Wabah Superbug Candida Auris Melanda AS

Sejumlah pasien yang mengalami infeksi Candida auris mengalami resistensi obat.

AP
Foto tahun 2016 yang disediakan oleh Pusat Pengendalian dan Pencegahan Penyakit (CDC) AS menunjukkan galur Candida auris yang dikultur dalam cawan petri di laboratorium. Pada Kamis (22/7), CDC mengatakan ada bukti penyebaran jamur yang tidak dapat diobati di panti jompo Washington DC dan di dua rumah sakit di daerah Dallas.
Rep: Puti Almas, Haura Hafizhah Red: Reiny Dwinanda

REPUBLIKA.CO.ID, JAKARTA -- Wabah superbug dilaporkan terjadi di Ibu Kota Washington dan sejumlah wilayah lainnya di Amerika Serikat (AS) dalam beberapa waktu terakhir. Pusat Pengendalian dan Pencegahan Penyakit (CDC) mengatakan bahwa sejumlah pasien mengalami infeksi jamur invasif yang kebal terhadap obat dari tiga kelas utama.

"Ini benar-benar pertama kalinya kami mulai melihat pengelompokan resistensi, di mana pasien tampaknya mendapatkan infeksi dari satu sama lain," ujar Meghan Lyman dari CDC, dilansir NBC News, Jumat (23/7).

Jamur yang dikenal sebagai Candida auris menjadi penyebab dari wabah. Ini disebut sebagai bentuk ragi berbahaya bagi orang-orang yang dirawat di rumah sakit dengan kondisi medis serius.

Kondisi semakin berbahaya saat jamur memasuki aliran darah, jantung, maupun otak. Wabah di fasilitas perawatan kesehatan telah dipicu ketika jamur menyebar melalui kontak pasien atau pada permukaan yang terkontaminasi.

Baca Juga


Di Washington DC, 101 kasus superbug tersebut ditemukan di panti jompo khusus untuk pasien yang kritis, termasuk tiga kasus yang resisten terhadap ketiga jenis obat antijamur. Lalu, 22 kasus lain terdeteksi di dua rumah sakit di daerah Dallas, dengan dua di antaranya mengalami resistensi obat.

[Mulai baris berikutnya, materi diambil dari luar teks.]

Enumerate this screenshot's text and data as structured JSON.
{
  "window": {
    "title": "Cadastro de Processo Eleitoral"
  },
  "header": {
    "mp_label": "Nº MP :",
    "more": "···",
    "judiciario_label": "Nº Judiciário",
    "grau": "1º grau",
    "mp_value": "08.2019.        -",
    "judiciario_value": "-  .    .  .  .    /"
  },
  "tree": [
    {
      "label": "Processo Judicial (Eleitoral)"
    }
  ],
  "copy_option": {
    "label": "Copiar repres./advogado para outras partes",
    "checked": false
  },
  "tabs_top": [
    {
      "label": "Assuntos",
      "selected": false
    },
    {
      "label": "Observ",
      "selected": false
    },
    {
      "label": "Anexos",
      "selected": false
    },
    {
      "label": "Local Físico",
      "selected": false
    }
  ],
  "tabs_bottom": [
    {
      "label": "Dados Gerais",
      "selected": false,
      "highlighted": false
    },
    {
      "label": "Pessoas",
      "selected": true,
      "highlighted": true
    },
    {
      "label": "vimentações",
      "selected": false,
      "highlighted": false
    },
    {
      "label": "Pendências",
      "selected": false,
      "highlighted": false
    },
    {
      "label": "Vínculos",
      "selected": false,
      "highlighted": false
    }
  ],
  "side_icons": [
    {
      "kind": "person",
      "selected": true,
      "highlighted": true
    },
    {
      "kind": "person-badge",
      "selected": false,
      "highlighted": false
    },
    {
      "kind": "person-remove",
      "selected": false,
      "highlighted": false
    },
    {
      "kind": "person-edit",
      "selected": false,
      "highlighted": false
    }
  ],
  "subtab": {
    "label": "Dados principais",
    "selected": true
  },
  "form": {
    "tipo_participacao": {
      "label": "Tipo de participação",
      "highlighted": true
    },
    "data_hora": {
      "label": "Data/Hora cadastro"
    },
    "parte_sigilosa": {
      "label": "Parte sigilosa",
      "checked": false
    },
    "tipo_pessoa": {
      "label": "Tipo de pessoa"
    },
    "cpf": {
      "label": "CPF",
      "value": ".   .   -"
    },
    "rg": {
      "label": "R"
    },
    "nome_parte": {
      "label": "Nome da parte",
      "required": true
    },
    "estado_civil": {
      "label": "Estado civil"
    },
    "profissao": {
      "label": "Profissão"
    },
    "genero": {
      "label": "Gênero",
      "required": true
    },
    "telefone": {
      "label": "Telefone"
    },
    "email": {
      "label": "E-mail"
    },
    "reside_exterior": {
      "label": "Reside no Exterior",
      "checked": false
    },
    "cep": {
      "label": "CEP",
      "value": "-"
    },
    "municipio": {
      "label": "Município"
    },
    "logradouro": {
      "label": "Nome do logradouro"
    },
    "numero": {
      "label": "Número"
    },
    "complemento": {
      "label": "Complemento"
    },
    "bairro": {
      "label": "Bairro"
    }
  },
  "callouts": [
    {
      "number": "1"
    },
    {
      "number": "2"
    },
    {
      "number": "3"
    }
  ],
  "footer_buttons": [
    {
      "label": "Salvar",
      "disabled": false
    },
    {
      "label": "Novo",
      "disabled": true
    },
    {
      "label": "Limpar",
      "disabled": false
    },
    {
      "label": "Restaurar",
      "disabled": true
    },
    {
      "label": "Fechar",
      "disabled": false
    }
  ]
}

Lyman mengungkapkan, kasus-kasus itu terlihat dari Januari hingga April. Dari lima orang yang sepenuhnya resisten terhadap pengobatan, tiga meninggal di Texas dan satu di Washington.

Pejabat kesehatan AS telah membunyikan alarm selama bertahun-tahun tentang superbug setelah melihat infeksi di mana obat-obatan yang biasa digunakan memiliki efek kecil. Pada 2019, dokter mendiagnosis tiga kasus wabah ini di New York, yang juga resisten terhadap kelas obat yang disebut echinocandins, yang dianggap sebagai garis pertahanan terakhir.

Dalam kasus tersebut, tidak ada bukti bahwa infeksi telah menyebar antara satu pasien dan lainnya. Para ilmuwan menyimpulkan resistensi terhadap obat yang terbentuk selama perawatan.

Lyman mengatakan, pasien-pasien yang meninggal terkena wabah yang sedang berlangsung dan bahwa infeksi tambahan telah diidentifikasi sejak April. Penyelidik meninjau catatan medis dan tidak menemukan bukti penggunaan anti-jamur sebelumnya di antara pasien dalam kelompok tersebut.

Karena itu, pejabat kesehatan AS menyimpulkan bahwa itu berarti wabah jamur telah menyebar sesama manusia, atau dari satu orang ke orang lainnya.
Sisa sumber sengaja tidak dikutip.